Wednesday, August 8, 2007

BLOGextra: DRTP Shocker


Here is an excerpt from the Financial Services Commission of Ontario Report dealing with OMERS and DRTP. You can download the entire Report at http://www.omers.com/Assets/Plan+Governance/FSCO+Report+Final.pdf


Scope of the OMERS Examination

FSCO’s examination focused on the management and administration of the Plan and Fund with regard to activities, transactions and investments among OMERS, Borealis Capital Corporation (BCC) and its entities, and the Borealis Executives during the primary review period.

Special attention was paid to investments made in certain identified projects, including the Detroit River Tunnel Project...

The information was collected and the examination undertaken for purposes of determining if the OMERS Plan and the OMERS Fund, in respect of the transactions, activities and investments under consideration, were being administered in accordance with the requirements of the PBA...

5.1.1 Due Diligence

Findings

In its review of OMERS and its activities related to identified transactions and investments, FSCO found that OMERS conducted a significant amount of due diligence before entering into the activities, transactions or investments under review. However, FSCO could not conclude that OMERS obtained advice on PBA compliance matters and whether it thereby complied with its prudence obligation under section 22 of the Act.

Discussion of Findings

In determining whether an investment or transaction met the prudent person requirement in section 22 of the Act, FSCO looked at, among other things, whether OMERS exercised due diligence in researching all aspects of the transaction or investment prior to selecting and/or entering into the transaction or investment, including compliance with the PBA.

FSCO also considered the process, including obtaining legal advice, by which OMERS decided to enter into a transaction or investment, as well as the process by which the decision was implemented...

FSCO looked for documentation that a number of matters had been assessed as a part of OMERS’ overall due diligence, including legal due diligence, prior to undertaking the investment or after undertaking the investment if there had been a change in the structure of the investment. These matters included:
  • • The authority to undertake the investment under the Plan, the Fund, the PBA, the Statement of Investment Policies and Goals (SIP&G), and the Statement of Investment Policies and Procedures (SIP&P);
    • The provisions under the PBA applicable to the investment;
    • The applicable quantitative limits of the FIR; and
    • Constraints to the investment including conflict of interest and related party provisions.

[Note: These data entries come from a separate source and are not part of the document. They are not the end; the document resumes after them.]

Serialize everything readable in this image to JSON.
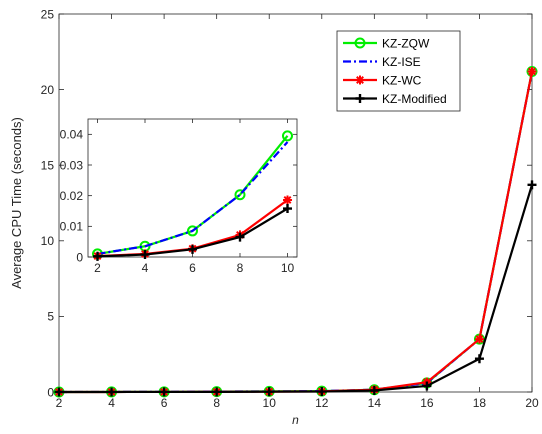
{
  "chart_data": [
    {
      "type": "line",
      "xlabel": "n",
      "ylabel": "Average CPU Time (seconds)",
      "xlim": [
        2,
        20
      ],
      "ylim": [
        0,
        25
      ],
      "xticks": [
        2,
        4,
        6,
        8,
        10,
        12,
        14,
        16,
        18,
        20
      ],
      "yticks": [
        0,
        5,
        10,
        15,
        20,
        25
      ],
      "x": [
        2,
        4,
        6,
        8,
        10,
        12,
        14,
        16,
        18,
        20
      ],
      "legend_position": "top-right",
      "series": [
        {
          "name": "KZ-ZQW",
          "color": "#00ee00",
          "style": "solid",
          "marker": "circle",
          "values": [
            0.002,
            0.005,
            0.012,
            0.027,
            0.04,
            0.06,
            0.15,
            0.6,
            3.5,
            21.2
          ]
        },
        {
          "name": "KZ-ISE",
          "color": "#0000ff",
          "style": "dashdot",
          "marker": "none",
          "values": [
            0.002,
            0.005,
            0.012,
            0.027,
            0.038,
            0.06,
            0.15,
            0.6,
            3.5,
            21.2
          ]
        },
        {
          "name": "KZ-WC",
          "color": "#ff0000",
          "style": "solid",
          "marker": "asterisk",
          "values": [
            0.001,
            0.002,
            0.005,
            0.011,
            0.025,
            0.04,
            0.15,
            0.65,
            3.5,
            21.2
          ]
        },
        {
          "name": "KZ-Modified",
          "color": "#000000",
          "style": "solid",
          "marker": "plus",
          "values": [
            0.001,
            0.002,
            0.005,
            0.01,
            0.021,
            0.03,
            0.1,
            0.4,
            2.2,
            13.7
          ]
        }
      ]
    },
    {
      "type": "line",
      "inset": true,
      "xlim": [
        1.6,
        10.4
      ],
      "ylim": [
        0,
        0.045
      ],
      "xticks": [
        2,
        4,
        6,
        8,
        10
      ],
      "yticks": [
        0,
        0.01,
        0.02,
        0.03,
        0.04
      ],
      "x": [
        2,
        4,
        6,
        8,
        10
      ],
      "series": [
        {
          "name": "KZ-ZQW",
          "values": [
            0.001,
            0.0035,
            0.0085,
            0.0203,
            0.0395
          ]
        },
        {
          "name": "KZ-ISE",
          "values": [
            0.001,
            0.0035,
            0.0085,
            0.0203,
            0.0375
          ]
        },
        {
          "name": "KZ-WC",
          "values": [
            0.0003,
            0.001,
            0.0027,
            0.0072,
            0.0186
          ]
        },
        {
          "name": "KZ-Modified",
          "values": [
            0.0002,
            0.0008,
            0.0025,
            0.0065,
            0.0158
          ]
        }
      ]
    }
  ]
}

In these non-privileged materials, FSCO found that there was insufficient documentation to conclude that OMERS obtained advice related to the matters set out above for certain identified transactions and investments and whether it had, therefore, complied with its obligations under section 22 of the Act.

For example, in the Detroit River Tunnel Project there was an internal 70-page report detailing all the due diligence that was done prior to undertaking the investment. While the report indicated that certain legal due diligence was undertaken, there was no indication that this due diligence related to the PBA and its application to the project. There were files that went to the Board indicating that legal due diligence for purposes of the PBA had been done. However, in FSCO’s view, there was insufficient material for FSCO to independently confirm what due diligence had actually been done in relation to application of the PBA...

With respect to its decision to move into investing in infrastructure, OMERS acknowledged in a press release dated October 1, 1997, that its investment in an infrastructure company was a first for a Canadian pension fund, and that OMERS would look at similar investment opportunities in the future where all factors pointed towards prudent investment of the Fund. With a move into a new field of investment FSCO expected to see: an analysis by OMERS of infrastructure investing with respect to the Plan and PBA compliance; documentation to support the decision made; and changes to the SIP&G prior to any investment in infrastructure being undertaken. The material reviewed by FSCO did not include such documentation and therefore, FSCO was unable to conclude that OMERS met its obligations under section 22 of the Act.